The UN movement wants to substitute a UN military occupation for a US occupation as part of a return to some mythical pre-Bush paradise of multilateralism. They profess a caring for Iraqis, but fundamentally buy the whole "white man's burden" theme that the Iraqis are incapable of self-government.
The anti-war movement is far more eclectic, but they are those who are uncomfortable with the UN option except as some short interim measure, and generally opposed to armed conflict under any circumstances. This is the "Peace is Patriotic" group, who still haven't quite grasped the essence of American nationalism. There is a substantial section of this stratum--not the hardcore religious pacifists--that can be won over to an anti-imperialist position if they are provided a few new analytical tools.
The anti-imperialist section is composed broadly of "anti-globalization" folks, radical feminists, Black and Brown nationalists, socialists, and anarchists.
If there is a strategic imperative for us in the Euro-American metropolis', it is to consolidate this anti-imperialist pole, then begin bringing in sections of the anti-war movement, beginning with those who feel the system, as it were, most directly on their skin. Poor people. Immigrants. People of color. Women. But also white middle class who have been downsized into the proletariat, so to speak.

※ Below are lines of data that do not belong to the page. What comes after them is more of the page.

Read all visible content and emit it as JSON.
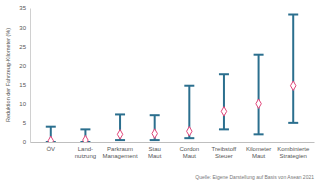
{
  "chart_data": {
    "type": "range",
    "y_label": "Reduktion der Fahrzeug-Kilometer (%)",
    "source": "Quelle: Eigene Darstellung auf Basis von Asean 2021",
    "categories": [
      "ÖV",
      "Land-\nnutzung",
      "Parkraum\nManagement",
      "Stau\nMaut",
      "Cordon\nMaut",
      "Treibstoff\nSteuer",
      "Kilometer\nMaut",
      "Kombinierte\nStrategien"
    ],
    "values": [
      0.3,
      0.5,
      2,
      2.2,
      2.8,
      8,
      10,
      14.7
    ],
    "min": [
      0,
      0,
      0.5,
      0.5,
      1,
      3.3,
      2,
      5
    ],
    "max": [
      4,
      3.3,
      7.2,
      7,
      14.7,
      17.7,
      22.8,
      33.3
    ],
    "color": "#2b6f8e",
    "marker": "diamond",
    "ylim": [
      0,
      35
    ],
    "yticks": [
      0,
      5,
      10,
      15,
      20,
      25,
      30,
      35
    ],
    "grid": false
  }
}
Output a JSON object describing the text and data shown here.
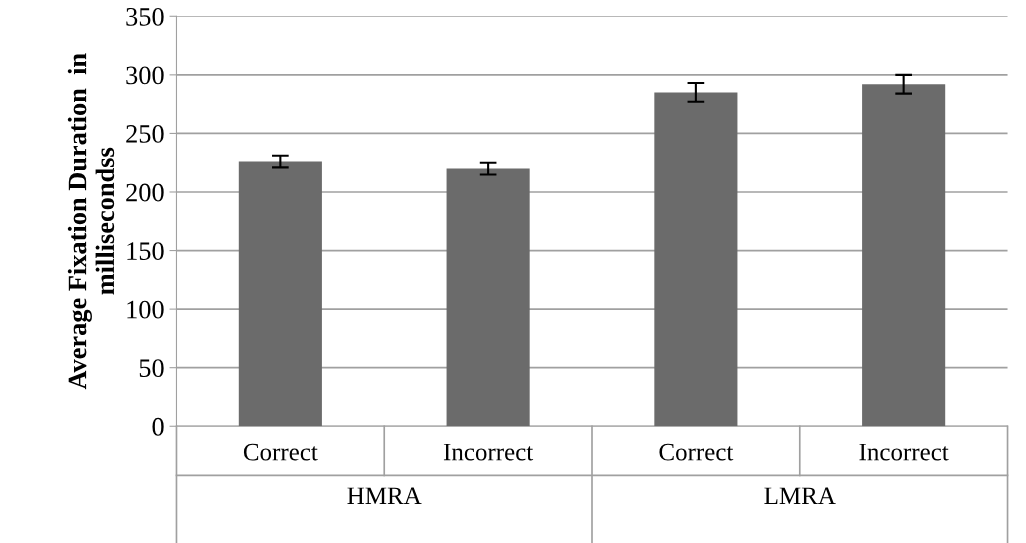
{
  "chart_data": {
    "type": "bar",
    "ylabel": "Average Fixation Duration  in millisecondss",
    "categories": [
      "Correct",
      "Incorrect",
      "Correct",
      "Incorrect"
    ],
    "values": [
      226,
      220,
      285,
      292
    ],
    "errors": [
      5,
      5,
      8,
      8
    ],
    "color": "#6b6b6b",
    "ylim": [
      0,
      350
    ],
    "yticks": [
      0,
      50,
      100,
      150,
      200,
      250,
      300,
      350
    ],
    "grid": "y",
    "annotations": [
      "HMRA",
      "LMRA"
    ]
  }
}
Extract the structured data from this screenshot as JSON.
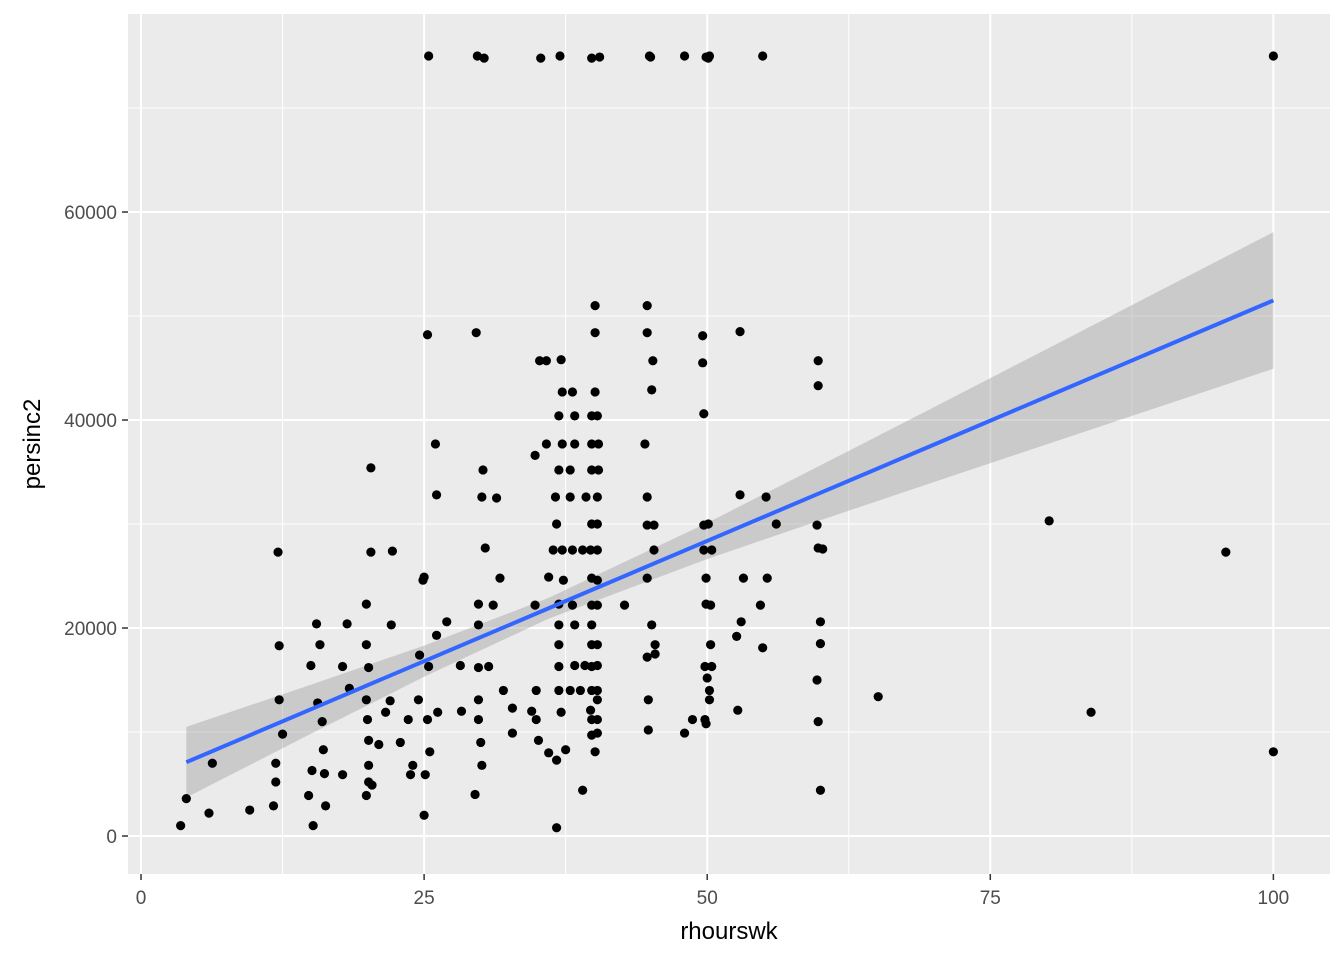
{
  "chart_data": {
    "type": "scatter",
    "title": "",
    "xlabel": "rhourswk",
    "ylabel": "persinc2",
    "xlim": [
      -1.15,
      105.0
    ],
    "ylim": [
      -3650,
      79040
    ],
    "xticks": [
      0,
      25,
      50,
      75,
      100
    ],
    "xtick_labels": [
      "0",
      "25",
      "50",
      "75",
      "100"
    ],
    "yticks": [
      0,
      20000,
      40000,
      60000
    ],
    "ytick_labels": [
      "0",
      "20000",
      "40000",
      "60000"
    ],
    "grid": true,
    "colors": {
      "panel": "#ebebeb",
      "grid": "#ffffff",
      "points": "#000000",
      "fit_line": "#3366ff",
      "band": "#999999"
    },
    "points": [
      [
        25.4,
        75000
      ],
      [
        29.7,
        75000
      ],
      [
        30.3,
        74800
      ],
      [
        35.3,
        74800
      ],
      [
        37,
        75000
      ],
      [
        39.8,
        74800
      ],
      [
        40.5,
        74900
      ],
      [
        44.9,
        75000
      ],
      [
        45,
        74900
      ],
      [
        48,
        75000
      ],
      [
        49.9,
        74900
      ],
      [
        50.2,
        75000
      ],
      [
        50.1,
        74800
      ],
      [
        54.9,
        75000
      ],
      [
        100,
        75000
      ],
      [
        3.5,
        1000
      ],
      [
        4,
        3600
      ],
      [
        6,
        2200
      ],
      [
        6.3,
        7000
      ],
      [
        9.6,
        2500
      ],
      [
        11.7,
        2900
      ],
      [
        11.9,
        7000
      ],
      [
        12.1,
        27300
      ],
      [
        12.2,
        18300
      ],
      [
        12.2,
        13100
      ],
      [
        12.5,
        9800
      ],
      [
        11.9,
        5200
      ],
      [
        15,
        16400
      ],
      [
        15.2,
        1000
      ],
      [
        15.5,
        20400
      ],
      [
        15.8,
        18400
      ],
      [
        15.6,
        12800
      ],
      [
        16,
        11000
      ],
      [
        16.1,
        8300
      ],
      [
        16.2,
        6000
      ],
      [
        16.3,
        2900
      ],
      [
        14.8,
        3900
      ],
      [
        15.1,
        6300
      ],
      [
        17.8,
        16300
      ],
      [
        18.2,
        20400
      ],
      [
        18.4,
        14200
      ],
      [
        17.8,
        5900
      ],
      [
        19.9,
        22300
      ],
      [
        19.9,
        18400
      ],
      [
        20.1,
        16200
      ],
      [
        20.3,
        27300
      ],
      [
        20.3,
        35400
      ],
      [
        19.9,
        13100
      ],
      [
        20,
        11200
      ],
      [
        20.1,
        9200
      ],
      [
        20.1,
        6800
      ],
      [
        20.1,
        5200
      ],
      [
        19.9,
        3900
      ],
      [
        20.4,
        4900
      ],
      [
        21,
        8800
      ],
      [
        21.6,
        11900
      ],
      [
        22.2,
        27400
      ],
      [
        22.1,
        20300
      ],
      [
        22,
        13000
      ],
      [
        22.9,
        9000
      ],
      [
        23.6,
        11200
      ],
      [
        23.8,
        5900
      ],
      [
        24,
        6800
      ],
      [
        24.5,
        13100
      ],
      [
        24.6,
        17400
      ],
      [
        24.9,
        24600
      ],
      [
        25,
        24900
      ],
      [
        25.3,
        48200
      ],
      [
        25,
        2000
      ],
      [
        25.1,
        5900
      ],
      [
        25.5,
        8100
      ],
      [
        25.3,
        11200
      ],
      [
        25.4,
        16300
      ],
      [
        26,
        37700
      ],
      [
        26.1,
        32800
      ],
      [
        26.2,
        11900
      ],
      [
        26.1,
        19300
      ],
      [
        27,
        20600
      ],
      [
        28.2,
        16400
      ],
      [
        28.3,
        12000
      ],
      [
        29.6,
        48400
      ],
      [
        29.5,
        4000
      ],
      [
        29.8,
        22300
      ],
      [
        29.8,
        20300
      ],
      [
        29.8,
        16200
      ],
      [
        29.8,
        13100
      ],
      [
        29.8,
        11200
      ],
      [
        30,
        9000
      ],
      [
        30.1,
        32600
      ],
      [
        30.2,
        35200
      ],
      [
        30.4,
        27700
      ],
      [
        30.1,
        6800
      ],
      [
        30.7,
        16300
      ],
      [
        31.1,
        22200
      ],
      [
        31.4,
        32500
      ],
      [
        31.7,
        24800
      ],
      [
        32,
        14000
      ],
      [
        32.8,
        12300
      ],
      [
        32.8,
        9900
      ],
      [
        34.5,
        12000
      ],
      [
        34.8,
        36600
      ],
      [
        34.8,
        22200
      ],
      [
        34.9,
        14000
      ],
      [
        34.9,
        11200
      ],
      [
        35.1,
        9200
      ],
      [
        35.2,
        45700
      ],
      [
        35.8,
        45700
      ],
      [
        35.8,
        37700
      ],
      [
        36,
        24900
      ],
      [
        36,
        8000
      ],
      [
        36.7,
        7300
      ],
      [
        36.7,
        800
      ],
      [
        36.4,
        27500
      ],
      [
        36.6,
        32600
      ],
      [
        36.7,
        30000
      ],
      [
        36.9,
        35200
      ],
      [
        36.9,
        40400
      ],
      [
        36.9,
        22300
      ],
      [
        36.9,
        20300
      ],
      [
        36.9,
        18400
      ],
      [
        36.9,
        16300
      ],
      [
        36.9,
        14000
      ],
      [
        37.1,
        11900
      ],
      [
        37.1,
        45800
      ],
      [
        37.2,
        42700
      ],
      [
        37.2,
        37700
      ],
      [
        37.2,
        27500
      ],
      [
        37.3,
        24600
      ],
      [
        37.5,
        8300
      ],
      [
        37.9,
        14000
      ],
      [
        37.9,
        35200
      ],
      [
        37.9,
        32600
      ],
      [
        38.1,
        42700
      ],
      [
        38.1,
        27500
      ],
      [
        38.1,
        22200
      ],
      [
        38.3,
        16400
      ],
      [
        38.3,
        40400
      ],
      [
        38.3,
        37700
      ],
      [
        38.3,
        20300
      ],
      [
        38.8,
        14000
      ],
      [
        39,
        4400
      ],
      [
        39,
        27500
      ],
      [
        39.2,
        16400
      ],
      [
        39.3,
        32600
      ],
      [
        39.7,
        27500
      ],
      [
        39.7,
        12100
      ],
      [
        39.8,
        40400
      ],
      [
        39.8,
        37700
      ],
      [
        39.8,
        35200
      ],
      [
        39.8,
        30000
      ],
      [
        39.8,
        24800
      ],
      [
        39.8,
        22200
      ],
      [
        39.8,
        20300
      ],
      [
        39.8,
        18400
      ],
      [
        39.8,
        16300
      ],
      [
        39.8,
        14000
      ],
      [
        39.8,
        11200
      ],
      [
        39.8,
        9700
      ],
      [
        40.1,
        8100
      ],
      [
        40.1,
        51000
      ],
      [
        40.1,
        48400
      ],
      [
        40.1,
        42700
      ],
      [
        40.3,
        40400
      ],
      [
        40.4,
        37700
      ],
      [
        40.4,
        35200
      ],
      [
        40.3,
        32600
      ],
      [
        40.3,
        30000
      ],
      [
        40.3,
        27500
      ],
      [
        40.3,
        24600
      ],
      [
        40.3,
        22200
      ],
      [
        40.3,
        18400
      ],
      [
        40.3,
        16400
      ],
      [
        40.3,
        14000
      ],
      [
        40.3,
        13100
      ],
      [
        40.3,
        11200
      ],
      [
        40.3,
        9900
      ],
      [
        42.7,
        22200
      ],
      [
        44.7,
        51000
      ],
      [
        44.7,
        48400
      ],
      [
        44.5,
        37700
      ],
      [
        44.7,
        32600
      ],
      [
        44.7,
        29900
      ],
      [
        44.7,
        24800
      ],
      [
        44.7,
        17200
      ],
      [
        44.8,
        13100
      ],
      [
        44.8,
        10200
      ],
      [
        45.1,
        20300
      ],
      [
        45.2,
        45700
      ],
      [
        45.1,
        42900
      ],
      [
        45.3,
        29900
      ],
      [
        45.3,
        27500
      ],
      [
        45.4,
        17500
      ],
      [
        45.4,
        18400
      ],
      [
        48,
        9900
      ],
      [
        48.7,
        11200
      ],
      [
        49.6,
        48100
      ],
      [
        49.6,
        45500
      ],
      [
        49.7,
        40600
      ],
      [
        49.7,
        29900
      ],
      [
        49.7,
        27500
      ],
      [
        49.9,
        24800
      ],
      [
        49.9,
        22300
      ],
      [
        49.8,
        16300
      ],
      [
        49.8,
        11200
      ],
      [
        49.9,
        10800
      ],
      [
        50.1,
        30000
      ],
      [
        50,
        15200
      ],
      [
        50.2,
        14000
      ],
      [
        50.2,
        13100
      ],
      [
        50.3,
        18400
      ],
      [
        50.4,
        16300
      ],
      [
        50.4,
        27500
      ],
      [
        50.3,
        22200
      ],
      [
        52.7,
        12100
      ],
      [
        52.6,
        19200
      ],
      [
        52.9,
        48500
      ],
      [
        52.9,
        32800
      ],
      [
        53,
        20600
      ],
      [
        53.2,
        24800
      ],
      [
        54.7,
        22200
      ],
      [
        54.9,
        18100
      ],
      [
        55.2,
        32600
      ],
      [
        55.3,
        24800
      ],
      [
        56.1,
        30000
      ],
      [
        59.8,
        45700
      ],
      [
        59.8,
        43300
      ],
      [
        59.7,
        29900
      ],
      [
        59.8,
        27700
      ],
      [
        60.2,
        27600
      ],
      [
        59.7,
        15000
      ],
      [
        59.8,
        11000
      ],
      [
        60,
        18500
      ],
      [
        60,
        20600
      ],
      [
        60,
        4400
      ],
      [
        65.1,
        13400
      ],
      [
        80.2,
        30300
      ],
      [
        83.9,
        11900
      ],
      [
        95.8,
        27300
      ],
      [
        100,
        8100
      ]
    ],
    "fit": {
      "method": "lm",
      "x": [
        4,
        15,
        25,
        36,
        50,
        60,
        70,
        80,
        90,
        100
      ],
      "y": [
        7100,
        12188,
        16813,
        21900,
        28375,
        33000,
        37625,
        42250,
        46875,
        51500
      ],
      "lower": [
        3700,
        9833,
        15313,
        20900,
        26637,
        30366,
        34030,
        37671,
        41301,
        44930
      ],
      "upper": [
        10500,
        14543,
        18313,
        22900,
        30113,
        35634,
        41220,
        46829,
        52449,
        58070
      ]
    }
  }
}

This entails a massive popular education campaign, which is easy to say, and hard as hell to do. Figuring out how to do that, however, is absolutely imperative.
There is a right-pole to mirror our left-pole, and it is white, middle-class, and armed to the teeth. When things really start to slip, economically, and these folks avalanche out of the middle class into the street, many of them will be susceptible to the siren call of blood-and-soil nationalism, and they'll look for scapegoats. I believe this is a real possibility in the next few years, and that gives added urgency to our job to fight for every soul.
Finally, imperialism starts at home. Think of it as colonialism. That's not an analog, it's a real thing. There are colonized nationalities here in the United States, and their struggle for self-determination--which means political power--must be seen as a key struggle for the whole movement. The other struggle that has been perennially set on the back burner during every upsurge of social unrest is the struggle for self-determination by the largest colonized population in our society: women. That is a mistake. In fact, this may be the deepest of all our struggles, for lots of reasons I don't have time to elaborate here. But more and more, I am coming to believe that the struggle against patriarchy will be the linchpin of any successful revolution in the future.